– Opening remarks at the 9th IMF Statistical Forum
By Bo Li
It is my pleasure to open the Ninth IMF Statistical Forum. As Louis Marc mentioned, the theme of this year’s Forum is the measurement of climate change, with a special focus on its economic and financial dimensions. Climate change is one of the biggest threats faced by the global community, and hence a critical topic that requires in-depth forward-looking analysis and the best possible data. We already see the effects everywhere. From the increases in wildfires and droughts in some parts of the world, to the melting ice caps and flooding in other parts.
At the IMF, we are committed to supporting our members in the fight against climate change. We are putting climate at the heart of our economic and financial surveillance. We are scaling up our capacity development. We are active in the global policy debate. And we are trying to mobilize resources for developing economies, including through the Poverty Reduction and Growth Trust (PRGT) and possibly also a new Resilience and Sustainability Trust (RST) to channel part of the recent $650 billion SDR allocation to our members that need it the most.
But effective climate policy action must be grounded in accurate and reliable indicators – and right now these face serious limitations. For example, many countries are not measuring and reporting emissions data on a timely basis. “If you don’t measure it, you can’t manage it,” as they say. This applies to emissions as well as many economic and financial aspects of climate change.
Both policymakers and investors face a lack of reliable and comparable indicators – especially on the transition to more sustainable business models. While a growing number of firms set emission reduction targets for themselves, the vast majority still do not provide this information. Data gaps are particularly large for small and medium enterprises and for firms in emerging markets.
To make progress, harmonization will be essential. A part of the problem is the multitude of existing frameworks currently used by firms and financial institutions. There are more than 200 frameworks, standards, and other forms of guidance on sustainability reporting and climate-related disclosures across 40 countries. This undermines consistency and comparability.
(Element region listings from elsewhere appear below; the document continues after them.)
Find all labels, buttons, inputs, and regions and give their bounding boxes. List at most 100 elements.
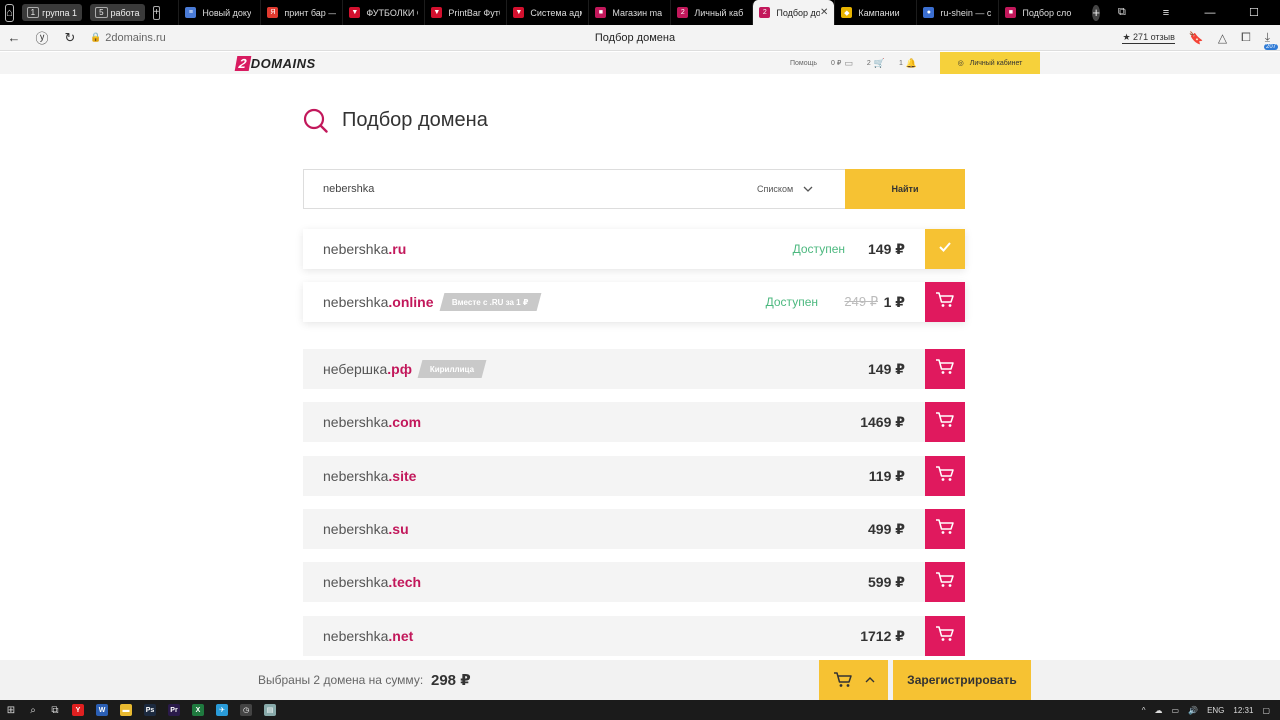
add-to-cart-button[interactable] [925,616,965,656]
browser-tab[interactable]: ≡ Новый доку [178,0,260,25]
notes-app-icon[interactable]: ▤ [264,704,276,716]
header-cart-link[interactable]: 2 🛒 [867,58,885,69]
site-logo[interactable]: 2 DOMAINS [234,56,316,71]
domain-search-input[interactable] [323,183,743,195]
notifications-link[interactable]: 1 🔔 [899,58,917,69]
close-tab-icon[interactable]: ✕ [820,7,828,18]
task-view-icon[interactable]: ⧉ [44,700,66,720]
tab-favicon-icon: ≡ [185,7,197,18]
url-field[interactable]: 🔒 2domains.ru [90,32,166,44]
extensions-icon[interactable]: ⧠ [1241,30,1251,45]
tab-favicon-icon: Я [267,7,279,18]
tab-group-work[interactable]: 5 работа [90,4,145,21]
tab-favicon-icon: 2 [759,7,771,18]
cart-toggle-button[interactable] [819,660,888,700]
cloud-icon[interactable]: ☁ [1155,706,1163,715]
maximize-icon[interactable]: ☐ [1232,6,1276,19]
clock-app-icon[interactable]: ◷ [240,704,252,716]
system-tray: ^ ☁ ▭ 🔊 ENG 12:31 ▢ [1142,706,1280,715]
alice-icon[interactable]: △ [1218,31,1227,45]
reviews-link[interactable]: ★ 271 отзыв [1122,32,1175,44]
new-tab-group-icon[interactable]: + [152,5,161,20]
page-title-bar: Подбор домена [594,31,676,44]
add-to-cart-button[interactable] [925,456,965,496]
minimize-icon[interactable]: — [1188,7,1232,19]
excel-icon[interactable]: X [192,704,204,716]
browser-tabs: ≡ Новый доку Япринт бар — ▼ ФУТБОЛКИ С ▼ Print… [178,0,1080,25]
cabinet-button[interactable]: ◎ Личный кабинет [940,52,1040,74]
add-to-cart-button[interactable] [925,349,965,389]
tab-group-1[interactable]: 1 группа 1 [21,4,83,21]
site-header: 2 DOMAINS Помощь 0 ₽ ▭ 2 🛒 1 🔔 ◎ Личный … [0,52,1280,74]
word-icon[interactable]: W [96,704,108,716]
logo-text: DOMAINS [250,56,316,71]
register-button[interactable]: Зарегистрировать [893,660,1031,700]
domain-price: 119 ₽ [868,467,905,484]
cart-icon [935,465,955,487]
domain-name: nebershka .tech [323,574,421,590]
close-window-icon[interactable]: ✕ [1276,6,1280,19]
browser-tab[interactable]: ▼ Система адм [506,0,588,25]
cabinet-label: Личный кабинет [969,59,1023,67]
domain-name: nebershka .su [323,521,409,537]
volume-icon[interactable]: 🔊 [1188,706,1198,715]
browser-tab[interactable]: 2 Личный каб [670,0,752,25]
clock[interactable]: 12:31 [1233,706,1253,715]
balance-link[interactable]: 0 ₽ ▭ [831,58,853,69]
windows-start-icon[interactable]: ⊞ [0,700,22,720]
reload-icon[interactable]: ↻ [56,30,84,46]
add-to-cart-button[interactable] [925,562,965,602]
browser-tab[interactable]: ● ru-shein — с [916,0,998,25]
browser-tab[interactable]: ▼ ФУТБОЛКИ С [342,0,424,25]
find-button[interactable]: Найти [845,169,965,209]
browser-tab[interactable]: Япринт бар — [260,0,342,25]
home-icon[interactable]: ⌂ [5,3,14,22]
domain-zone: .tech [388,574,422,590]
yandex-icon[interactable]: ⓨ [28,28,56,47]
browser-tab[interactable]: ■ Подбор сло [998,0,1080,25]
bookmark-icon[interactable]: 🔖 [1189,31,1204,45]
selection-summary-bar: Выбраны 2 домена на сумму: 298 ₽ Зарегис… [0,660,1280,700]
domain-price: 1712 ₽ [860,627,905,644]
premiere-icon[interactable]: Pr [168,704,180,716]
yandex-browser-icon[interactable]: Y [72,704,84,716]
search-icon[interactable]: ⌕ [22,700,44,720]
notifications-icon[interactable]: ▢ [1262,706,1270,715]
browser-tab[interactable]: ◆ Кампании [834,0,916,25]
domain-name: nebershka .ru [323,241,406,257]
domain-name: nebershka .com [323,414,421,430]
tab-group-label: работа [110,7,140,18]
new-tab-icon[interactable]: + [1092,4,1100,21]
help-link[interactable]: Помощь [790,60,817,67]
photoshop-icon[interactable]: Ps [144,704,156,716]
view-mode-select[interactable]: Списком [757,170,813,208]
tray-chevron-icon[interactable]: ^ [1142,706,1146,715]
add-to-cart-button[interactable] [925,282,965,322]
tab-title: Личный каб [694,7,744,18]
selected-check-button[interactable] [925,229,965,269]
domain-zone: .online [388,294,434,310]
cart-count: 2 [866,59,871,67]
browser-tab[interactable]: 2 Подбор до ✕ [752,0,835,25]
back-icon[interactable]: ← [0,30,28,45]
telegram-icon[interactable]: ✈ [216,704,228,716]
add-to-cart-button[interactable] [925,402,965,442]
language-indicator[interactable]: ENG [1207,706,1224,715]
notifications-count: 1 [898,59,903,67]
domain-search-box: Списком Найти [303,169,965,209]
file-explorer-icon[interactable]: ▬ [120,704,132,716]
tab-title: Система адм [530,7,583,18]
chevron-up-icon [865,677,874,683]
browser-tab[interactable]: ▼ PrintBar Футб [424,0,506,25]
network-icon[interactable]: ▭ [1172,706,1180,715]
tabs-overview-icon[interactable]: ⧉ [1100,6,1144,19]
tab-title: Новый доку [202,7,252,18]
downloads-icon[interactable]: ⤓ 207 [1263,30,1278,50]
domain-label: nebershka [323,241,389,257]
cart-icon [935,625,955,647]
browser-tab[interactable]: ■ Магазин ma [588,0,670,25]
add-to-cart-button[interactable] [925,509,965,549]
summary-label: Выбраны 2 домена на сумму: [258,673,424,687]
domain-result-row: nebershka .site 119 ₽ [303,456,965,496]
menu-icon[interactable]: ≡ [1144,7,1188,19]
Therefore, I see an urgent need to strengthen the climate information architecture. There are three building blocks needed to support this: (i) high-quality, comparable, and timely indicators; (ii) a harmonized and consistent set of climate disclosure standards; and (iii) a broadly agreed upon global taxonomy. This taxonomy must be flexible enough to recognize the complex efforts taken by companies to transition to a climate-sustainable business model. The statistical community also has the responsibility of integrating climate change data into international statistical standards and making the resulting data available to the public.
Such a harmonized, timely, and reliable set of data can help unlock action by both the public and private sector. Policymakers can properly develop fiscal, monetary, and financial policies and address physical, transition, and financial risks. The private sector can assess climate exposures, and investors can facilitate the flow of capital towards climate-sustainable investments.
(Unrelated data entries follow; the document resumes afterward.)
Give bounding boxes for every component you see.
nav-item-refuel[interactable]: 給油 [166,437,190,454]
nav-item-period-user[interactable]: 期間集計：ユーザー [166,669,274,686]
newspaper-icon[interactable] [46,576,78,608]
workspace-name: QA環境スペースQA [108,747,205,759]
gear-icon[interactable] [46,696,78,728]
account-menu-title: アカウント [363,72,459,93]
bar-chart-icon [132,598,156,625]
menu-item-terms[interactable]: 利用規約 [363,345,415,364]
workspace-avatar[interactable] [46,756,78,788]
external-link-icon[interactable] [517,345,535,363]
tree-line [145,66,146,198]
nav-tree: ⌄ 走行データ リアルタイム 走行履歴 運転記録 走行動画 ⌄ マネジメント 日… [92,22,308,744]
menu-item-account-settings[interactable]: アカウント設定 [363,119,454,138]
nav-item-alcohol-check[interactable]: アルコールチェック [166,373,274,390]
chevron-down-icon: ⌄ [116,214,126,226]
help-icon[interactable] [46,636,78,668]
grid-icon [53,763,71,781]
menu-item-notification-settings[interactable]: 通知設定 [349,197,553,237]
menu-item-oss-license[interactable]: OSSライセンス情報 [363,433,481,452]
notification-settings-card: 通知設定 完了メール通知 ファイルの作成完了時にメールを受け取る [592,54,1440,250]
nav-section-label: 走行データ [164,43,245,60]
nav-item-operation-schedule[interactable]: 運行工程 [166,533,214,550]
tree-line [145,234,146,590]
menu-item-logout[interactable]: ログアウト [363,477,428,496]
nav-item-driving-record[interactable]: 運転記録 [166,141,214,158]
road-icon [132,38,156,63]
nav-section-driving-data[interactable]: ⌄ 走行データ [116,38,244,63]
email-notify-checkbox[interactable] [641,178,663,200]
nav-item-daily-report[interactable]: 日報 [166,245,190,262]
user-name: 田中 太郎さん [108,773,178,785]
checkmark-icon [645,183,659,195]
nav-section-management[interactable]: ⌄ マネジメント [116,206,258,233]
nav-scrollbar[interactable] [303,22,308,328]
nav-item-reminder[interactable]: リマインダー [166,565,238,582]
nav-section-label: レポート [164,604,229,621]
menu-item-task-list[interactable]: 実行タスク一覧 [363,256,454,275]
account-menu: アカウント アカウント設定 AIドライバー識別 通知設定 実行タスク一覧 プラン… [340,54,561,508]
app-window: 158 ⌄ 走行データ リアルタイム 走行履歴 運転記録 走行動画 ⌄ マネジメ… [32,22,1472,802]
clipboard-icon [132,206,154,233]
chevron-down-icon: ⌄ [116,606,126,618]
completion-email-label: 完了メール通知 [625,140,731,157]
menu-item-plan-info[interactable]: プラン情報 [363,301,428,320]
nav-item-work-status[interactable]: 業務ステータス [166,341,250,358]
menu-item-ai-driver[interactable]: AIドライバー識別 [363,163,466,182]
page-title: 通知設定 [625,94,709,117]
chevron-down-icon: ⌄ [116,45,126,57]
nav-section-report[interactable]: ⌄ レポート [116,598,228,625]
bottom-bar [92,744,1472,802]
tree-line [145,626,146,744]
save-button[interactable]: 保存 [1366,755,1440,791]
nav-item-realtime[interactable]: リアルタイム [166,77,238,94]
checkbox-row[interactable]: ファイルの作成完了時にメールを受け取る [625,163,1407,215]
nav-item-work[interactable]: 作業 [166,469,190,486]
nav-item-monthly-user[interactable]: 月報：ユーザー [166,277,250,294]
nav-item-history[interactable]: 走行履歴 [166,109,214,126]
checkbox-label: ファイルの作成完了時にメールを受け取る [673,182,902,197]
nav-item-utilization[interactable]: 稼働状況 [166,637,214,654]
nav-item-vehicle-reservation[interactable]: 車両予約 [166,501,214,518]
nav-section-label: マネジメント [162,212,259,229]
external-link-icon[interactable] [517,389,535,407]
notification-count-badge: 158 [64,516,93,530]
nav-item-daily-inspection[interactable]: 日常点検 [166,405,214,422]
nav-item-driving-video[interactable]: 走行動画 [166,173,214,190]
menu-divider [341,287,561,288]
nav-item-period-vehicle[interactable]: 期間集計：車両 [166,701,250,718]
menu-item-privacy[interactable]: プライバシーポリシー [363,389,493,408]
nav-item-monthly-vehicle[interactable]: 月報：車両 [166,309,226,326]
Fortunately, we have grounds for optimism. Extensive work has already been done to bridge the data gaps on both macro and micro levels. For instance, the Network for Greening the Financial System has been working on identifying and prioritizing data needs.
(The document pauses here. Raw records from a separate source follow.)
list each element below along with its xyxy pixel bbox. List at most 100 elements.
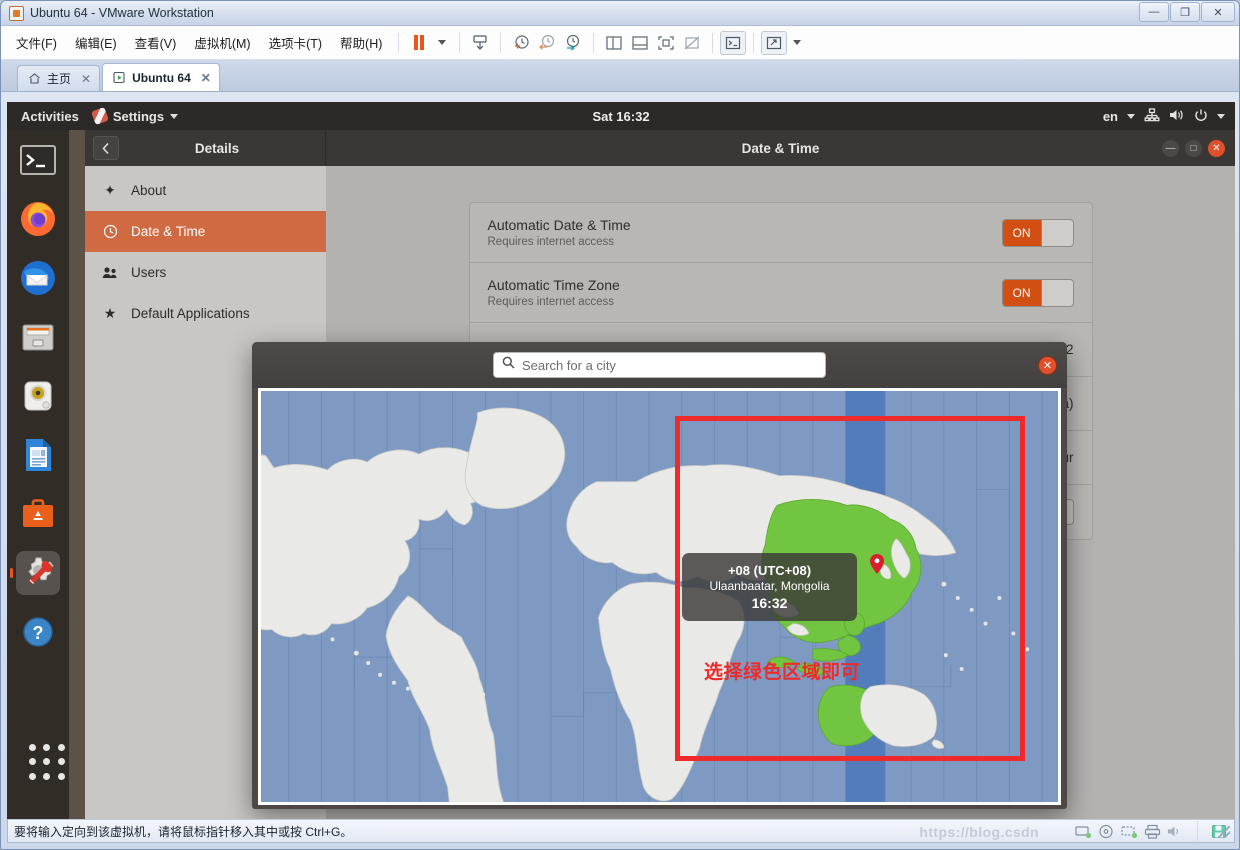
window-buttons: — ❐ ✕ <box>1138 2 1235 22</box>
toolbar-separator <box>398 32 400 53</box>
unity-mode-icon[interactable] <box>679 31 705 55</box>
menu-file[interactable]: 文件(F) <box>7 29 66 56</box>
vmware-statusbar: 要将输入定向到该虚拟机，请将鼠标指针移入其中或按 Ctrl+G。 <box>7 819 1235 843</box>
screenshot-root: Ubuntu 64 - VMware Workstation — ❐ ✕ 文件(… <box>0 0 1240 850</box>
topbar-clock[interactable]: Sat 16:32 <box>592 109 649 124</box>
tab-ubuntu64[interactable]: Ubuntu 64 ✕ <box>102 63 220 91</box>
expand-icon[interactable] <box>761 30 788 55</box>
expand-caret-icon[interactable] <box>793 40 802 45</box>
dock-terminal[interactable] <box>16 138 60 182</box>
vmware-window: Ubuntu 64 - VMware Workstation — ❐ ✕ 文件(… <box>0 0 1240 850</box>
terminal-icon[interactable] <box>720 30 747 55</box>
menu-vm[interactable]: 虚拟机(M) <box>185 29 259 56</box>
dock-files[interactable] <box>16 315 60 359</box>
toolbar-separator <box>593 32 595 53</box>
clock-icon <box>102 224 118 240</box>
maximize-button[interactable]: ❐ <box>1170 2 1200 22</box>
settings-headerbar: Details Date & Time — □ ✕ <box>85 130 1235 166</box>
vmware-menubar: 文件(F) 编辑(E) 查看(V) 虚拟机(M) 选项卡(T) 帮助(H) <box>1 26 1239 60</box>
statusbar-icons <box>1075 821 1228 841</box>
snapshot-manager-icon[interactable] <box>560 31 586 55</box>
sidebar-item-about[interactable]: ✦ About <box>85 170 326 211</box>
toolbar-separator <box>459 32 461 53</box>
show-applications-icon[interactable] <box>29 744 67 782</box>
world-timezone-map[interactable]: +08 (UTC+08) Ulaanbaatar, Mongolia 16:32… <box>261 391 1058 802</box>
timezone-dialog-header: Search for a city ✕ <box>252 342 1067 388</box>
app-menu-label: Settings <box>112 108 165 124</box>
vmware-titlebar: Ubuntu 64 - VMware Workstation — ❐ ✕ <box>1 1 1239 26</box>
automatic-timezone-toggle[interactable]: ON <box>1001 278 1074 307</box>
settings-maximize[interactable]: □ <box>1185 139 1202 157</box>
star-icon: ★ <box>103 305 117 321</box>
take-snapshot-icon[interactable] <box>508 31 534 55</box>
keyboard-caret-icon[interactable] <box>1127 113 1135 119</box>
automatic-date-time-toggle[interactable]: ON <box>1001 218 1074 247</box>
app-menu-button[interactable]: Settings <box>90 107 179 125</box>
tab-home[interactable]: 主页 ✕ <box>17 65 101 91</box>
dock-rhythmbox[interactable] <box>16 374 60 418</box>
vmware-tabstrip: 主页 ✕ Ubuntu 64 ✕ <box>1 60 1239 92</box>
sidebar-item-default-applications[interactable]: ★ Default Applications <box>85 293 326 334</box>
sidebar-item-date-time[interactable]: Date & Time <box>85 211 326 252</box>
timezone-map-container: +08 (UTC+08) Ulaanbaatar, Mongolia 16:32… <box>258 388 1061 805</box>
automatic-timezone-toggle-knob <box>1040 279 1073 306</box>
dock-libreoffice-writer[interactable] <box>16 433 60 477</box>
back-chevron-icon[interactable] <box>93 136 119 160</box>
menu-tabs[interactable]: 选项卡(T) <box>260 29 331 56</box>
activities-button[interactable]: Activities <box>7 109 93 124</box>
dock-help[interactable]: ? <box>16 610 60 654</box>
automatic-timezone-toggle-label: ON <box>1002 279 1041 306</box>
dialog-close-icon[interactable]: ✕ <box>1038 355 1057 375</box>
network-icon[interactable] <box>1075 824 1092 839</box>
usb-icon[interactable] <box>1121 824 1138 839</box>
dock-software[interactable] <box>16 492 60 536</box>
world-map-svg <box>261 391 1058 802</box>
svg-text:?: ? <box>33 623 44 643</box>
dock-settings[interactable] <box>16 551 60 595</box>
gnome-topbar: Activities Settings Sat 16:32 en <box>7 102 1235 130</box>
close-button[interactable]: ✕ <box>1201 2 1235 22</box>
row-automatic-date-time: Automatic Date & Time Requires internet … <box>469 203 1092 263</box>
volume-icon[interactable] <box>1169 108 1185 125</box>
sidebar-item-users[interactable]: Users <box>85 252 326 293</box>
resize-grip[interactable] <box>1218 826 1230 838</box>
toolbar-separator <box>753 32 755 53</box>
settings-close[interactable]: ✕ <box>1208 139 1225 157</box>
cd-icon[interactable] <box>1098 824 1115 839</box>
settings-icon <box>90 107 109 125</box>
tooltip-city: Ulaanbaatar, Mongolia <box>709 579 830 593</box>
menu-caret-icon[interactable] <box>1217 113 1225 119</box>
fullscreen-icon[interactable] <box>653 31 679 55</box>
settings-sidebar-header: Details <box>85 130 326 166</box>
dock-firefox[interactable] <box>16 197 60 241</box>
statusbar-message: 要将输入定向到该虚拟机，请将鼠标指针移入其中或按 Ctrl+G。 <box>14 824 353 839</box>
pause-icon[interactable] <box>406 31 432 55</box>
tab-ubuntu64-close-icon[interactable]: ✕ <box>201 71 211 85</box>
settings-panel-header: Date & Time — □ ✕ <box>326 130 1235 166</box>
menu-help[interactable]: 帮助(H) <box>331 29 391 56</box>
network-icon[interactable] <box>1144 107 1160 125</box>
menu-view[interactable]: 查看(V) <box>126 29 186 56</box>
city-search-field[interactable]: Search for a city <box>493 352 826 378</box>
snapshot-icon[interactable] <box>467 31 493 55</box>
dock-thunderbird[interactable] <box>16 256 60 300</box>
search-icon <box>502 356 515 374</box>
menu-edit[interactable]: 编辑(E) <box>66 29 126 56</box>
keyboard-layout-label[interactable]: en <box>1103 109 1118 124</box>
show-sidebar-icon[interactable] <box>601 31 627 55</box>
show-console-view-icon[interactable] <box>627 31 653 55</box>
printer-icon[interactable] <box>1144 824 1161 839</box>
tab-home-label: 主页 <box>47 72 72 86</box>
settings-minimize[interactable]: — <box>1162 139 1179 157</box>
minimize-button[interactable]: — <box>1139 2 1169 22</box>
revert-snapshot-icon[interactable] <box>534 31 560 55</box>
vm-play-icon <box>113 71 126 84</box>
timezone-tooltip: +08 (UTC+08) Ulaanbaatar, Mongolia 16:32 <box>682 553 857 621</box>
tab-home-close-icon[interactable]: ✕ <box>81 72 91 86</box>
sound-icon[interactable] <box>1167 824 1184 839</box>
app-menu-caret-icon <box>170 113 179 119</box>
power-icon[interactable] <box>1194 108 1208 125</box>
dropdown-caret-icon[interactable] <box>438 40 447 45</box>
home-icon <box>28 72 41 85</box>
row-automatic-date-time-title: Automatic Date & Time <box>487 217 631 233</box>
For its part, the IMF launched the Climate Change Indicators Dashboard earlier this year. The Dashboard provides timely and standardized climate change-related experimental indicators. It improves the frequency and timeliness of some existing climate change data, bringing their publication to par with the general pattern in macroeconomic statistics. Equally important, it aims to ensure a common methodology to make data comparable across countries. This will serve as a framework for the new G20 Data Gaps Initiative that is being prepared and would set climate data as a high priority.
The IMF Dashboard is a truly international statistical initiative and a product of close cooperation with other international organizations and institutions – the OECD, the World Bank Group, the United Nations, the European Commission, Eurostat, the Food and Agriculture Organization, the International Energy Agency, and the National Oceanic and Atmospheric Administration, among others. The close cooperation avoids duplication, maximizes synergies with other existing climate-related workstreams, and leverages the Fund’s leadership in relevant statistical methodologies.
Despite the progress in bridging data gaps, more work still needs to be done. Consistent, timely, and uniform implementation of internationally agreed sustainability reporting standards are necessary. Here, strong international commitment will be needed, while considering regional, institutional, and legal specificities. Moreover, implementation challenges for emerging and developing economies and for many small and medium enterprises will have to be considered carefully. At the same time, it is important to continue to develop statistical standards and methodologies, building on the existing statistical macroeconomic frameworks, including the System of National Accounts, the Balance of Payments and International Investment Position Manual, and the System of Environmental-Economic Accounting.
These considerations motivate the theme of this year’s Statistical Forum, where we will aim to advance our understanding of the measurement of climate change and its economic and financial impacts. Among the questions to be considered this year are:
(i) How is economic activity affecting the planet, and what are we doing to combat rising temperatures?; (ii) Where are the financial risks?; (iii) What fiscal policies are governments responding with?; (iv) Where are the data gaps?; and (v) What is the role of economic and financial statistics in combating climate change?
Over the next two days, we will learn what policymakers, experts, academics, statisticians, private sector executives, and international organizations are doing to answer these questions.